Scientists at the University of Rochester Medical Center have suggested that people with cancer can reduce post-chemotherapy nausea by 40 percent by using ginger supplements, along with standard anti-vomiting drugs, before undergoing treatment.
"There are effective drugs to control vomiting, but the nausea is often worse because it lingers," said lead author Julie L. Ryan, Ph.D., M.P.H., assistant professor of Dermatology and Radiation Oncology at Rochester's James P. Wilmot Cancer Center.
"Nausea is a major problem for people who undergo chemotherapy and it's been a challenge for scientists and doctors to understand how to control it," Ryan added.
The Phase II/III placebo-controlled, double-blind study included 644 cancer patients who would receive at least three chemotherapy treatments.
They were divided into four arms that received placebos, 0.5 gram of ginger, 1 gram of ginger, or 1.5 grams of ginger along with anti-vomiting drugs.
Patients took the ginger supplements three days prior to chemotherapy and three days following treatment.
Patients reported nausea levels at various times of day during following their chemotherapy and those who took the lower doses had a 40 percent reduction.
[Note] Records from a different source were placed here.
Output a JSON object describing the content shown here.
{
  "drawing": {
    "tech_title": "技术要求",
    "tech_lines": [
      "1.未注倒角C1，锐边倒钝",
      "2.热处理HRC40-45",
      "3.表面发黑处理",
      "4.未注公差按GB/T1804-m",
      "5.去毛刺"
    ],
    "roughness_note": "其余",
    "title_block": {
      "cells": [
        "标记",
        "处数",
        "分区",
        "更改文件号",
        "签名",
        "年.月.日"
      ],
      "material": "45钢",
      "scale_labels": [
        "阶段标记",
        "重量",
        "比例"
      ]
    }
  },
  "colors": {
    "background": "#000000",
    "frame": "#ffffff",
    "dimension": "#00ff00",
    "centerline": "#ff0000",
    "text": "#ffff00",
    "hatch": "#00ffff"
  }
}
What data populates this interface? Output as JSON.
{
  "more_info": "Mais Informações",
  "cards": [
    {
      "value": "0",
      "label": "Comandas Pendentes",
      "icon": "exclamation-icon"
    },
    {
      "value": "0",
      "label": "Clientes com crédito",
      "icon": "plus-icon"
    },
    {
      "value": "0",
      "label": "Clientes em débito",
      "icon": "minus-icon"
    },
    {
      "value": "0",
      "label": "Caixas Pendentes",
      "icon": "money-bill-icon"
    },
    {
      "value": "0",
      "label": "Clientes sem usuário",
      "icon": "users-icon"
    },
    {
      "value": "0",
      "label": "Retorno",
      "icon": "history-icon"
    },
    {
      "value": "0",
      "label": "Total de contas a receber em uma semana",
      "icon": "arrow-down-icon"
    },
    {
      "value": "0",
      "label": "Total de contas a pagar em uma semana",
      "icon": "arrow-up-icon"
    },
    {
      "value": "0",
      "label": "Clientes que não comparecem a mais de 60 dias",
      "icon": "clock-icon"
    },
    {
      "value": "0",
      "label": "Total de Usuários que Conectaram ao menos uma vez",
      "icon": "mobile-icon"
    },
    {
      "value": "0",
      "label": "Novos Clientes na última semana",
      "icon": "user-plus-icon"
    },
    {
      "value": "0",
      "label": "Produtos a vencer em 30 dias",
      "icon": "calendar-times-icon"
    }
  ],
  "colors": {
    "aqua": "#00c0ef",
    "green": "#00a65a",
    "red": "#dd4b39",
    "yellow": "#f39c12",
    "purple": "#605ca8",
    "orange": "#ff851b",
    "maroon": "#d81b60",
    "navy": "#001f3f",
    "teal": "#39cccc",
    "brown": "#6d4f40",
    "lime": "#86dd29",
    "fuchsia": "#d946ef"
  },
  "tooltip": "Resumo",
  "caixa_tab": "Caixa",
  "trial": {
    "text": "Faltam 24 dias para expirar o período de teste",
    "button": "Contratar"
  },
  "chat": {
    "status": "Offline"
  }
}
Ginger is readily absorbed in the body and has long been considered a remedy for stomach aches.
"By taking the ginger prior to chemotherapy treatment, the National Cancer Institute-funded study suggests its earlier absorption into the body may have anti-inflammatory properties," Ryan said.
The research will be presented at the American Society of Clinical Oncology meeting in the Patient and Survivor Care Session on Saturday, May 30, in Orlando, Fla.